IV Internationale Verflechtungen
Die Frauenbewegung war wie die Arbeiter:innenbewegung stark international aktiv. Nicht nur die internationalen Konferenzen zum Frauenstimmrecht, auch die internationalen Frauengewerkschaftskonferenzen und die vom Deutschen Kaiserreich ausgehenden International Socialist Women's Conferences spielten eine wichtige Rolle für die proletarische Frauenbewegung. Mögliche Beiträge zu internationalen Kongressen, Netzwerken oder Kampagnen könnten einen neuen Blick auf diese trans- und internationalen Verflechtungen der proletarischen Frauenbewegung werfen.
V Rezeptionsgeschichte
Ein Blick auf die Rezeptionsgeschichte der proletarischen Frauenbewegung kann u.a. Konjunkturen, Annahmen, Schwerpunkte und Leerstellen der Forschung offenlegen. Welche Rolle spielte beispielsweise die proletarische Frauenbewegung in der eigenen Geschichtsschreibung der Aktivistinnen der sog. „ersten Welle“? Welche Perspektiven hatten die Aktivistinnen der anderen Flügel auf die Proletarierinnen? Welche Annahmen wurden in späteren Rezeptionsphasen tradiert oder überwunden?

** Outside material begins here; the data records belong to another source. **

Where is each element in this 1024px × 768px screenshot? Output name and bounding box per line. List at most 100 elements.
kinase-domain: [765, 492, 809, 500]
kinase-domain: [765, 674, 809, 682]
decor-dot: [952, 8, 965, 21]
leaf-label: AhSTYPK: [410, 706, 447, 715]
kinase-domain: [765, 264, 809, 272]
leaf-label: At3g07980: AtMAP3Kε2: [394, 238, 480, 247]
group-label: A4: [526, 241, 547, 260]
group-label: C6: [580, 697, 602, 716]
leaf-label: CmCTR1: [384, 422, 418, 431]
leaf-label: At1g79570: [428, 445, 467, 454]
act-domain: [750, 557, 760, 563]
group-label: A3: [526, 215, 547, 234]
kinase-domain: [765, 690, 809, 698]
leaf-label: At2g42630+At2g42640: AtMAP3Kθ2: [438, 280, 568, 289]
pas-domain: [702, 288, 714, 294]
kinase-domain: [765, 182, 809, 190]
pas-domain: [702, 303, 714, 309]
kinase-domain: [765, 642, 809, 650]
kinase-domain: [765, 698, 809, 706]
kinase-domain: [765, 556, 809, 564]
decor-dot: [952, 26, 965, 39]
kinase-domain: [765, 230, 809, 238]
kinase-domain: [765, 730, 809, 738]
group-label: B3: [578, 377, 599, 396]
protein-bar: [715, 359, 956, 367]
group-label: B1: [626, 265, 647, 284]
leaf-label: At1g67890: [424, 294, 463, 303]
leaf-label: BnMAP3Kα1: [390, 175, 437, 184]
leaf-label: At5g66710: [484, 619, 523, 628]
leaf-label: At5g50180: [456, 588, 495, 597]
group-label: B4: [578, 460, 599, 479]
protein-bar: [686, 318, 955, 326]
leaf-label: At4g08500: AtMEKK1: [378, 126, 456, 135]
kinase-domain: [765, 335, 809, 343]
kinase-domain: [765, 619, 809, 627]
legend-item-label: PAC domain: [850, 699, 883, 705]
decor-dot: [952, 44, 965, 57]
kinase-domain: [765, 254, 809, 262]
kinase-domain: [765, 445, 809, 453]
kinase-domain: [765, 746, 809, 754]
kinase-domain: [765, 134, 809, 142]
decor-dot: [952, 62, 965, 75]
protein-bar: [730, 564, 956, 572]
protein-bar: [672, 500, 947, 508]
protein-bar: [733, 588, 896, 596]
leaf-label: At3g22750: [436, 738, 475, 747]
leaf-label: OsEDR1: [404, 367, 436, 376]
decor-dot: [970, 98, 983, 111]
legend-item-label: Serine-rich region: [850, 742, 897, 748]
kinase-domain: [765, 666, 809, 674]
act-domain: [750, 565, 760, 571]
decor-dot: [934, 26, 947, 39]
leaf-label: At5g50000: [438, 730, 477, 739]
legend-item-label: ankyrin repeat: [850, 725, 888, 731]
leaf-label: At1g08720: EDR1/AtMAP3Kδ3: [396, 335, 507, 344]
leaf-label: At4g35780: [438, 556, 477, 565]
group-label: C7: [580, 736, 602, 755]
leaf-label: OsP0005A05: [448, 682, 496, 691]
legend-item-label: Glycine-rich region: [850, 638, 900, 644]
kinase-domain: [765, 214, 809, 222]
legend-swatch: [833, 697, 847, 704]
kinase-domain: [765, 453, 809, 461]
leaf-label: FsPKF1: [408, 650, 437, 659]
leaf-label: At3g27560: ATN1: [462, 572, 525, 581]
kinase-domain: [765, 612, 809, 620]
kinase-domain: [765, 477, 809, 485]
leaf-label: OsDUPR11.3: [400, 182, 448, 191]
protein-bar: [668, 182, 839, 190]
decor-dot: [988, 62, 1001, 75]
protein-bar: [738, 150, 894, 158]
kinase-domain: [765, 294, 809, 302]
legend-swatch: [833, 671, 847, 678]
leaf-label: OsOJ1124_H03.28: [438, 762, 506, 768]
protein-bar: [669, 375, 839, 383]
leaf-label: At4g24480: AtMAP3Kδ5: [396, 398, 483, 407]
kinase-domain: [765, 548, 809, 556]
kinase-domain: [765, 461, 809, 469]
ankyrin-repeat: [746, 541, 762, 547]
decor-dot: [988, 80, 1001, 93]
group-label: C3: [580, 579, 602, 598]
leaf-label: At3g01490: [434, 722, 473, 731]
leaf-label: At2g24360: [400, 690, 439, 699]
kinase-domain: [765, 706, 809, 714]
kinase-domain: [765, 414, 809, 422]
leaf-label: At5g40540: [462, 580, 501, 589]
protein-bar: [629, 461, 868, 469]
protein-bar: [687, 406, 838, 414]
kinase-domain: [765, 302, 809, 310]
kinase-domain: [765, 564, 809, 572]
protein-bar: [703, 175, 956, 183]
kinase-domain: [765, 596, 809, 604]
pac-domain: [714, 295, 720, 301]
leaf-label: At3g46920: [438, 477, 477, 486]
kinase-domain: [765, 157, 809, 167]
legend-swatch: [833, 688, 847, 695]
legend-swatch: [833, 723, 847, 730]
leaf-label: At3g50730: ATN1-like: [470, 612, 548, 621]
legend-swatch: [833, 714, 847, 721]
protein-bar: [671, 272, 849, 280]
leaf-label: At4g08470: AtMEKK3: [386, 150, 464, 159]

VI Rezensionen und Dokumentationen
Neben den Artikeln zum Schwerpunkt sind ebenfalls thematisch passende Rezensionen zu neueren Veröffentlichungen, Beiträge zu aktuellen Ausstellungen sowie die Vorstellung für die Forschung thematisch relevante Archive innerhalb der Rubrik „Geschichtskultur“ willkommen.
Form und Fristen
Wir bitten um die Einreichung aussagekräftiger Exposés bis zum 31. März 2022 im Umfang von bis zu 2.500 Zeichen, aus denen Thematik, Methode und Quellenbasis des geplanten Artikels hervorgehen. Auf Grundlage der Exposés werden wir gezielt Beiträge anfordern. Die Abgabefrist für die ausgearbeiteten Artikel ist der 31. Oktober 2022. Alle Beiträge durchlaufen vor der Veröffentlichung ein internes Begutachtungsverfahren (review), erst nach Einreichung und Begutachtung der Endfassung erfolgt die Publikationszusage. Beiträge für Arbeit – Bewegung – Geschichte werden nicht honoriert. Manuskripte bitte per E-Mail, vorzugsweise als docx-Datei einsenden. Die ausgearbeiteten Beiträge sollen 50.000 Zeichen inkl. Leerzeichen nicht überschreiten. Bitte beachten Sie unsere Hinweise für Autorinnen und Autoren.
Kontakt und Abgabe: cfp@arbeit-bewegung-geschichte.de
Der Zeitplan in Kürze:
Einreichung der Exposés: 31. März 2022
Einreichung fertiger Beiträge: 31. Oktober 2022
Veröffentlichung des Schwerpunktheftes: Mai 2023
[1] In der Zeitschrift und im Call wird eine geschlechterinklusive Schreibweise genutzt. Um die Aktivistinnen inner- und außerhalb der Frauenbewegung sichtbar zu machen, wird im Call aber auch auf ihre Selbstbeschreibung als Frau/Frauen, Arbeiterinnen etc. verwiesen und diese ernst genommen. Eine reine geschlechterneutrale Schreibweise läuft dem Anliegen des Calls entgegen, den Aktivismus von proletarischen Frauen in der proletarischen Frauenbewegung und der Arbeiter:innenbewegung sichtbar zu machen.